My iPod’s getting old.
It’s my second one, a fourth gen iPod Classic model from about 2004, and it’s seriously on its last legs. The body is scratched and beaten and there’s a big black streak of dead pixels across the middle of the screen as if someone’s tried to tear the top off it.
You don’t hear much about the battery troubles that plagued the older models anymore and although my first iPod’s battery tanked after two years it certainly hasn’t affected me this time. Like most iPod users I love it and will happily fork over hard-earned cash if/when it does give up the ghost.
But I have no desire to own an iPhone, despite being a Mac user of sixteen years so far. Why?
Partly because yes — Apple is mostly right with their oft-repeated refrain It Just Works. Of course, you wouldn’t expect it any other way if you inhabit a world exclusively of Apple products. As soon as you bring another operating system or protocol into the equation, they’ll tell you that’s the element causing the problem.
And I’m not just picking on Apple. Those of us in technology journalism have heard the same thing from Microsoft, Adobe and many others. I hear it so often I’m always promising myself to document my frustrations at a blog called itshouldjustwork.com.

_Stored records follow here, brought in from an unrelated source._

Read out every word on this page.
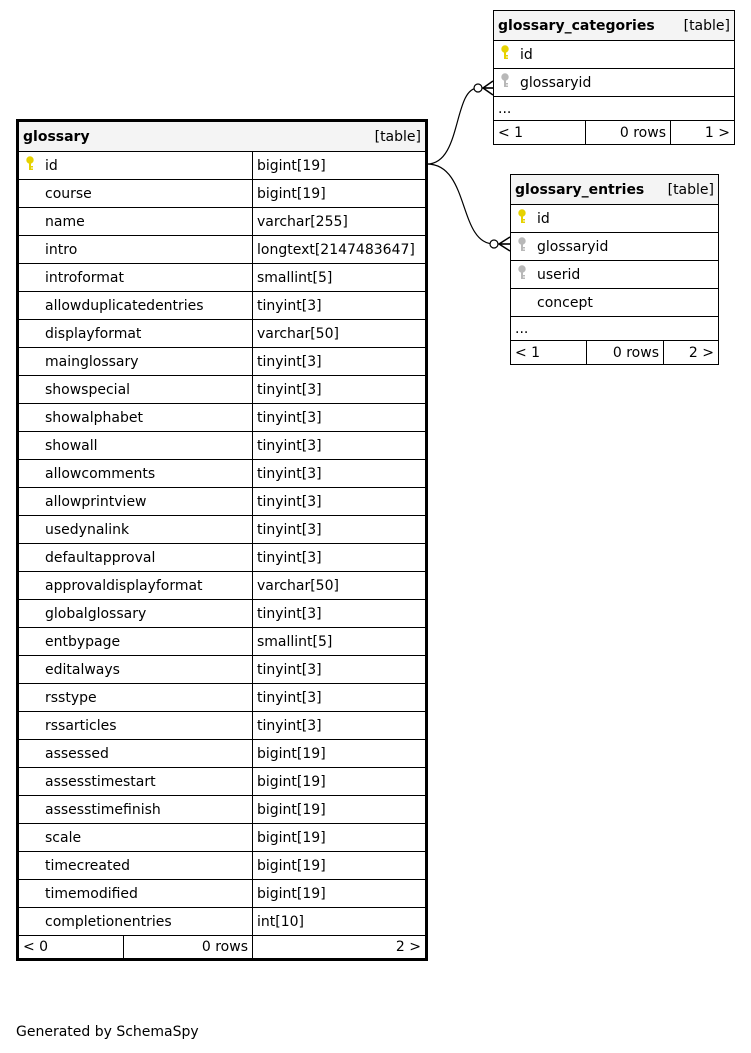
glossary_categories [table]

id
glossaryid
...
< 1	0 rows	1 >
glossary_entries [table]

id
glossaryid
userid
concept
...
< 1	0 rows	2 >
glossary [table]		

id		bigint[19]
course		bigint[19]
name		varchar[255]
intro		longtext[2147483647]
introformat		smallint[5]
allowduplicatedentries		tinyint[3]
displayformat		varchar[50]
mainglossary		tinyint[3]
showspecial		tinyint[3]
showalphabet		tinyint[3]
showall		tinyint[3]
allowcomments		tinyint[3]
allowprintview		tinyint[3]
usedynalink		tinyint[3]
defaultapproval		tinyint[3]
approvaldisplayformat		varchar[50]
globalglossary		tinyint[3]
entbypage		smallint[5]
editalways		tinyint[3]
rsstype		tinyint[3]
rssarticles		tinyint[3]
assessed		bigint[19]
assesstimestart		bigint[19]
assesstimefinish		bigint[19]
scale		bigint[19]
timecreated		bigint[19]
timemodified		bigint[19]
completionentries		int[10]
< 0	0 rows	2 >
Generated by SchemaSpy
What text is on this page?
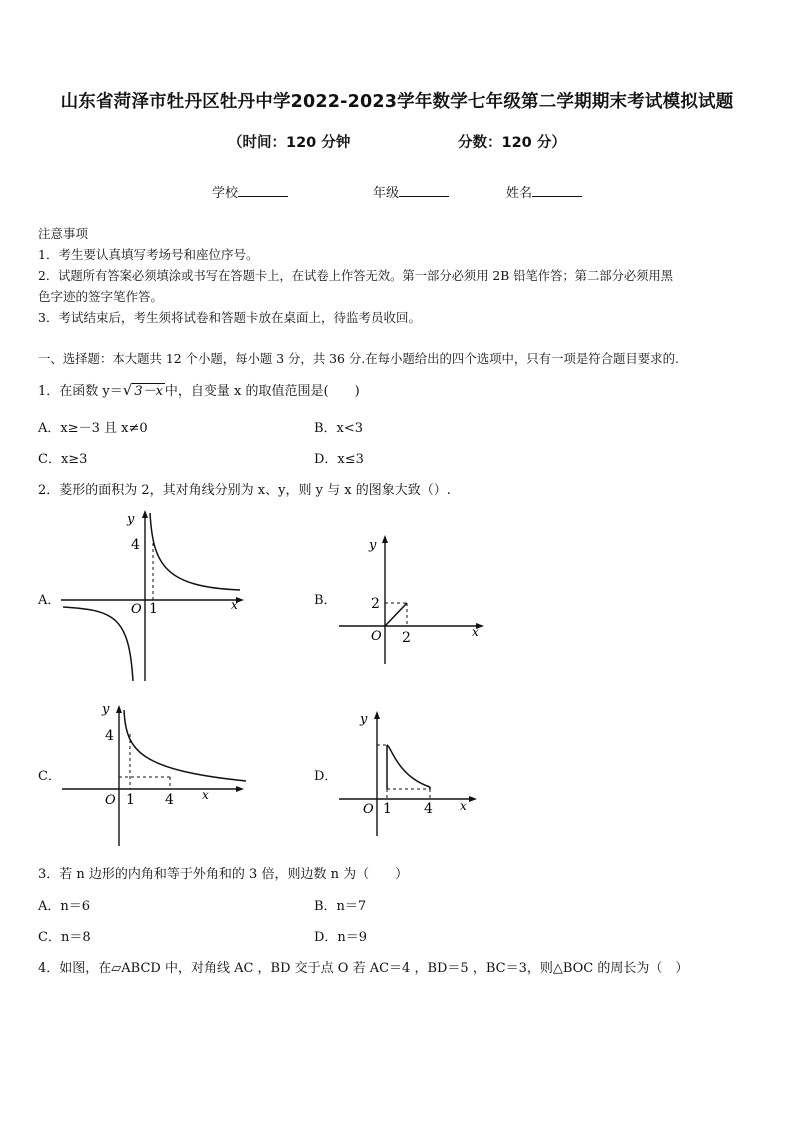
山东省菏泽市牡丹区牡丹中学2022-2023学年数学七年级第二学期期末考试模拟试题
（时间：120 分钟	分数：120 分）
学校	年级	姓名
注意事项
1．考生要认真填写考场号和座位序号。
2．试题所有答案必须填涂或书写在答题卡上，在试卷上作答无效。第一部分必须用 2B 铅笔作答；第二部分必须用黑
色字迹的签字笔作答。
3．考试结束后，考生须将试卷和答题卡放在桌面上，待监考员收回。
一、选择题：本大题共 12 个小题，每小题 3 分，共 36 分.在每小题给出的四个选项中，只有一项是符合题目要求的.
1．在函数 y＝√ 3－x 中，自变量 x 的取值范围是(　　)
A．x≥－3 且 x≠0	B．x<3
C．x≥3	D．x≤3
2．菱形的面积为 2，其对角线分别为 x、y，则 y 与 x 的图象大致（）.
A．	B．
C．	D．
y
x
O
4
1
y
x
O
2
2
y
x
O
4
1 4
y
x
O 1 4
3．若 n 边形的内角和等于外角和的 3 倍，则边数 n 为（　　）
A．n＝6	B．n＝7
C．n＝8	D．n＝9
4．如图，在▱ABCD 中，对角线 AC ，BD 交于点 O 若 AC＝4 ，BD＝5 ，BC＝3，则△BOC 的周长为（　）
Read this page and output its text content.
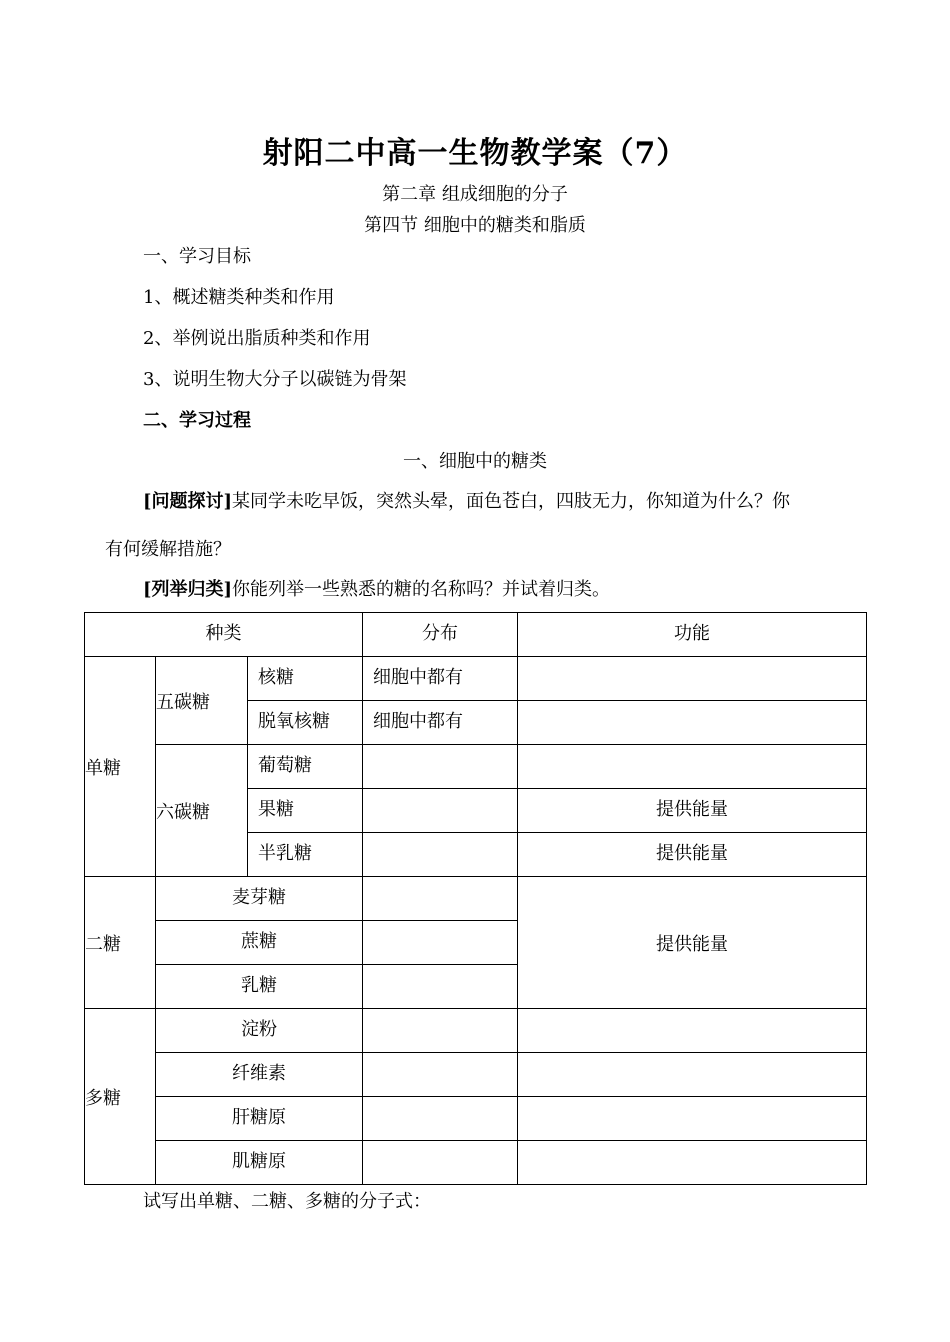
射阳二中高一生物教学案（7）
第二章 组成细胞的分子
第四节 细胞中的糖类和脂质
一、学习目标
1、概述糖类种类和作用
2、举例说出脂质种类和作用
3、说明生物大分子以碳链为骨架
二、学习过程
一、细胞中的糖类
[问题探讨]某同学未吃早饭，突然头晕，面色苍白，四肢无力，你知道为什么？你
有何缓解措施？
[列举归类]你能列举一些熟悉的糖的名称吗？并试着归类。
种类			分布	功能

单糖	五碳糖	核糖	细胞中都有	

		脱氧核糖	细胞中都有	

	六碳糖	葡萄糖		

		果糖		提供能量

		半乳糖		提供能量

二糖	麦芽糖			提供能量

	蔗糖			

	乳糖			

多糖	淀粉			

	纤维素			

	肝糖原			

	肌糖原			

试写出单糖、二糖、多糖的分子式：
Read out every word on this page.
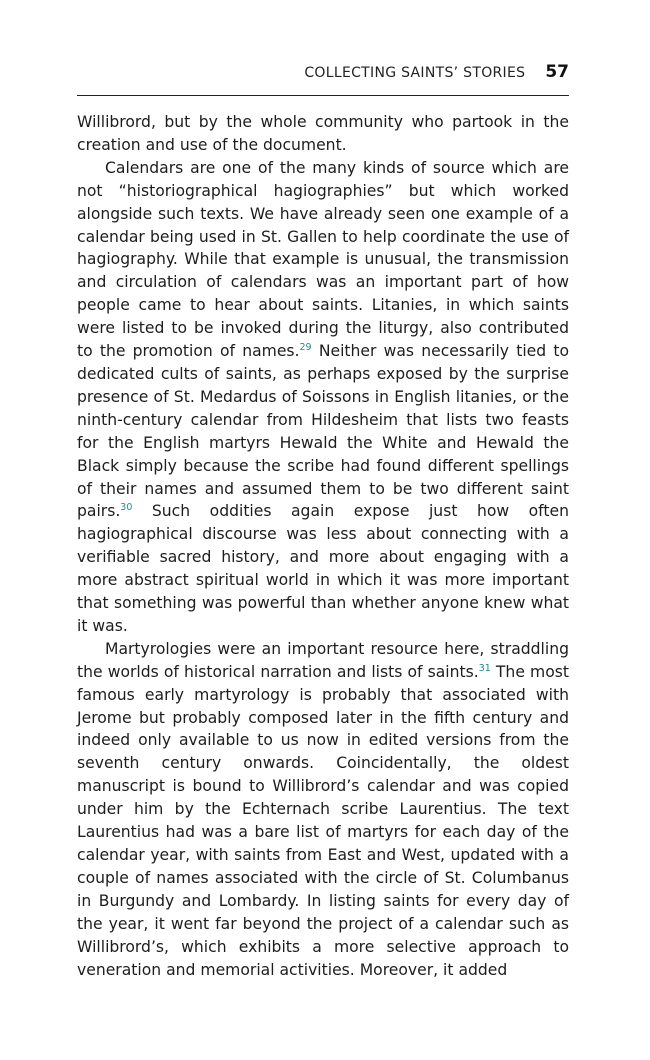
COLLECTING SAINTS’ STORIES 57

Willibrord, but by the whole community who partook in the creation and use of the document.

Calendars are one of the many kinds of source which are not “historiographical hagiographies” but which worked alongside such texts. We have already seen one example of a calendar being used in St. Gallen to help coordinate the use of hagiography. While that example is unusual, the transmission and circulation of calendars was an important part of how people came to hear about saints. Litanies, in which saints were listed to be invoked during the liturgy, also contributed to the promotion of names.$^{29}$ Neither was necessarily tied to dedicated cults of saints, as perhaps exposed by the surprise presence of St. Medardus of Soissons in English litanies, or the ninth-century calendar from Hildesheim that lists two feasts for the English martyrs Hewald the White and Hewald the Black simply because the scribe had found different spellings of their names and assumed them to be two different saint pairs.$^{30}$ Such oddities again expose just how often hagiographical discourse was less about connecting with a verifiable sacred history, and more about engaging with a more abstract spiritual world in which it was more important that something was powerful than whether anyone knew what it was.

Martyrologies were an important resource here, straddling the worlds of historical narration and lists of saints.$^{31}$ The most famous early martyrology is probably that associated with Jerome but probably composed later in the fifth century and indeed only available to us now in edited versions from the seventh century onwards. Coincidentally, the oldest manuscript is bound to Willibrord’s calendar and was copied under him by the Echternach scribe Laurentius. The text Laurentius had was a bare list of martyrs for each day of the calendar year, with saints from East and West, updated with a couple of names associated with the circle of St. Columbanus in Burgundy and Lombardy. In listing saints for every day of the year, it went far beyond the project of a calendar such as Willibrord’s, which exhibits a more selective approach to veneration and memorial activities. Moreover, it added
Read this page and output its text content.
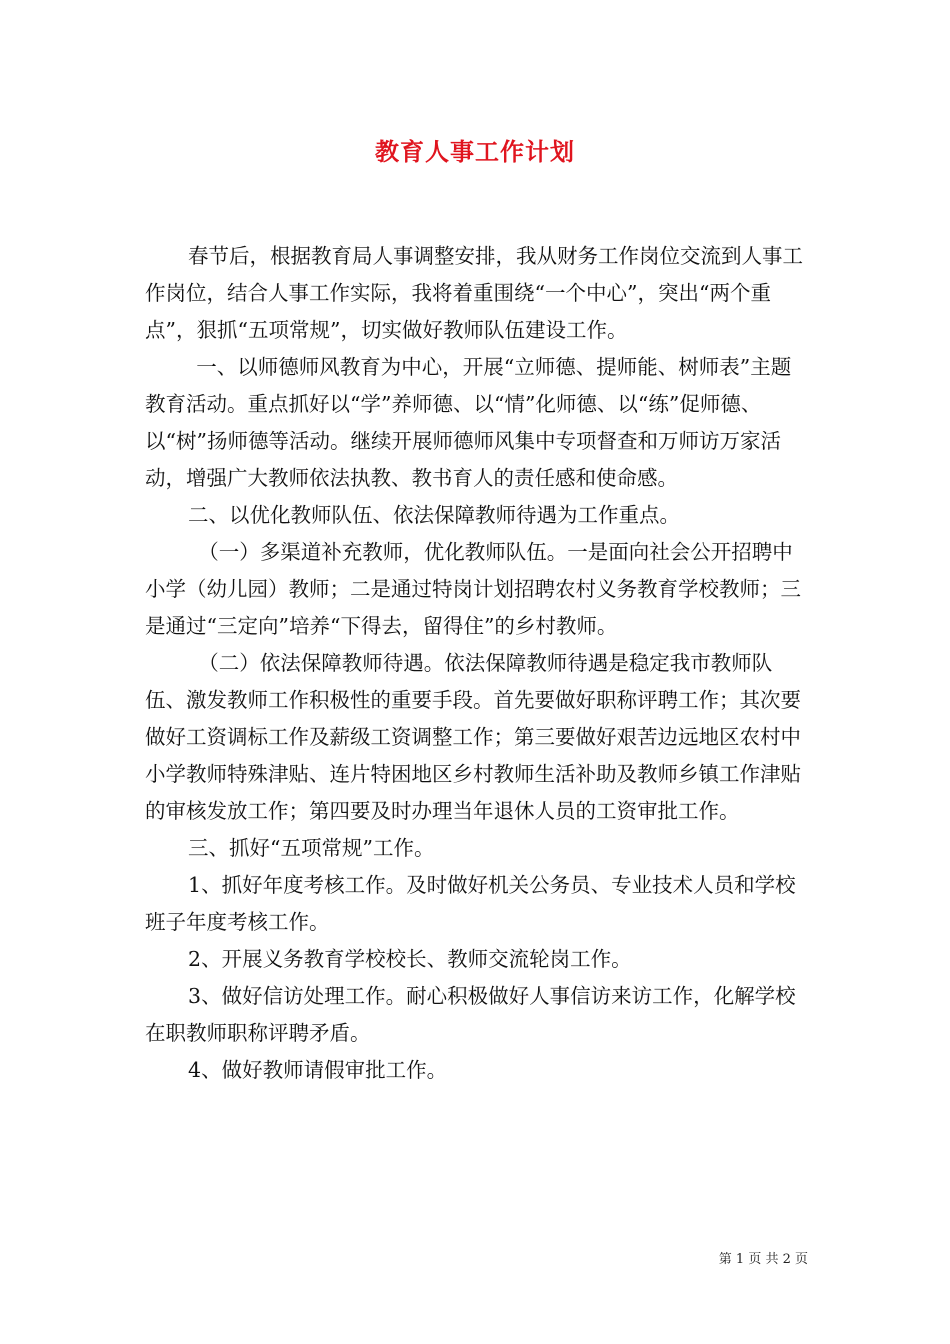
教育人事工作计划

春节后，根据教育局人事调整安排，我从财务工作岗位交流到人事工作岗位，结合人事工作实际，我将着重围绕“一个中心”，突出“两个重点”，狠抓“五项常规”，切实做好教师队伍建设工作。

一、以师德师风教育为中心，开展“立师德、提师能、树师表”主题教育活动。重点抓好以“学”养师德、以“情”化师德、以“练”促师德、以“树”扬师德等活动。继续开展师德师风集中专项督查和万师访万家活动，增强广大教师依法执教、教书育人的责任感和使命感。

二、以优化教师队伍、依法保障教师待遇为工作重点。

（一）多渠道补充教师，优化教师队伍。一是面向社会公开招聘中小学（幼儿园）教师；二是通过特岗计划招聘农村义务教育学校教师；三是通过“三定向”培养“下得去，留得住”的乡村教师。

（二）依法保障教师待遇。依法保障教师待遇是稳定我市教师队伍、激发教师工作积极性的重要手段。首先要做好职称评聘工作；其次要做好工资调标工作及薪级工资调整工作；第三要做好艰苦边远地区农村中小学教师特殊津贴、连片特困地区乡村教师生活补助及教师乡镇工作津贴的审核发放工作；第四要及时办理当年退休人员的工资审批工作。

三、抓好“五项常规”工作。

1、抓好年度考核工作。及时做好机关公务员、专业技术人员和学校班子年度考核工作。

2、开展义务教育学校校长、教师交流轮岗工作。

3、做好信访处理工作。耐心积极做好人事信访来访工作，化解学校在职教师职称评聘矛盾。

4、做好教师请假审批工作。

第 1 页 共 2 页
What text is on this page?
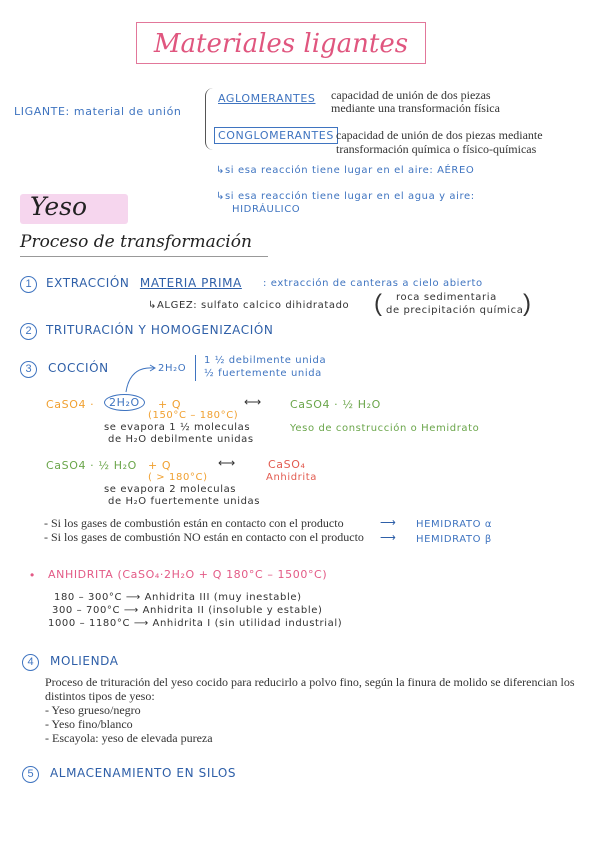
Materiales ligantes
LIGANTE: material de unión
AGLOMERANTES capacidad de unión de dos piezas
mediante una transformación física
CONGLOMERANTES capacidad de unión de dos piezas mediante
transformación química o físico-químicas
↳si esa reacción tiene lugar en el aire: AÉREO
↳si esa reacción tiene lugar en el agua y aire:
HIDRÁULICO
Yeso
Proceso de transformación
1	EXTRACCIÓN MATERIA PRIMA : extracción de canteras a cielo abierto
↳ALGEZ: sulfato calcico dihidratado ( roca sedimentaria
de precipitación química )
2	TRITURACIÓN Y HOMOGENIZACIÓN
3	COCCIÓN	2H₂O
1 ½ debilmente unida
½ fuertemente unida
CaSO4 ·	2H₂O	+ Q
(150°C – 180°C)
⟷	CaSO4 · ½ H₂O
se evapora 1 ½ moleculas
de H₂O debilmente unidas
Yeso de construcción o Hemidrato
CaSO4 · ½ H₂O + Q
( > 180°C)
⟷	CaSO₄
Anhidrita
se evapora 2 moleculas
de H₂O fuertemente unidas
- Si los gases de combustión están en contacto con el producto	⟶ HEMIDRATO α
- Si los gases de combustión NO están en contacto con el producto ⟶ HEMIDRATO β
• ANHIDRITA (CaSO₄·2H₂O + Q 180°C – 1500°C)
180 – 300°C ⟶ Anhidrita III (muy inestable)
300 – 700°C ⟶ Anhidrita II (insoluble y estable)
1000 – 1180°C ⟶ Anhidrita I (sin utilidad industrial)
4	MOLIENDA
Proceso de trituración del yeso cocido para reducirlo a polvo fino, según la finura de molido se diferencian los
distintos tipos de yeso:
- Yeso grueso/negro
- Yeso fino/blanco
- Escayola: yeso de elevada pureza
5	ALMACENAMIENTO EN SILOS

But as much as those companies would like it to be so, we’ll never live in a world where consumers use only their products. When we carry around and operate a PC, laptop, mobile, camera and as many other devices as a technology vendor has thought of, we’ll forever be looking for ways to put round pegs into square holes.
When I’m feeling noble I can convince myself that it’s my job as a reporter to maintain devices from different vendors which all have different underlying systems and are not blessed with the It Just Works kernel, simply because readers will do the same and will expect to know how to make all that stuff play nice.
But it’s equally true that I love my Windows Mobile 6.5 Palm Treo 750 as much as my iPod, and I know that somewhere in the world there’s a way for it to talk to the Mac OSX on my computer (there is, just for the record — Missing Sync www.markspace.com).
Despite each device having a different operating system, I know my mobile is little more than a SIM card and Bluetooth transmitter and there’s no reason I can’t use it as a wireless modem while I’m away even if I’m making Windows talk to OSX. A Google search results in dozens of results detailing the method.
So while I’m somewhat of a tin foil hat wearing conspiracy theorist that refuses to give any single company all the disposable income I spend on computers and gadgets, I simply like different tools from a huge range of vendors — like most of us. I don’t want my purchasing decisions influenced more by what will work together easily than what I like to use.
We have the right as consumers to buy a piece of technology and have it work with what we already have. That’s especially true for Mac users when the vast majority of hardware is built for a Windows environment. Like Fox Mulder, I want to believe, and like he discovered, the truth is out there.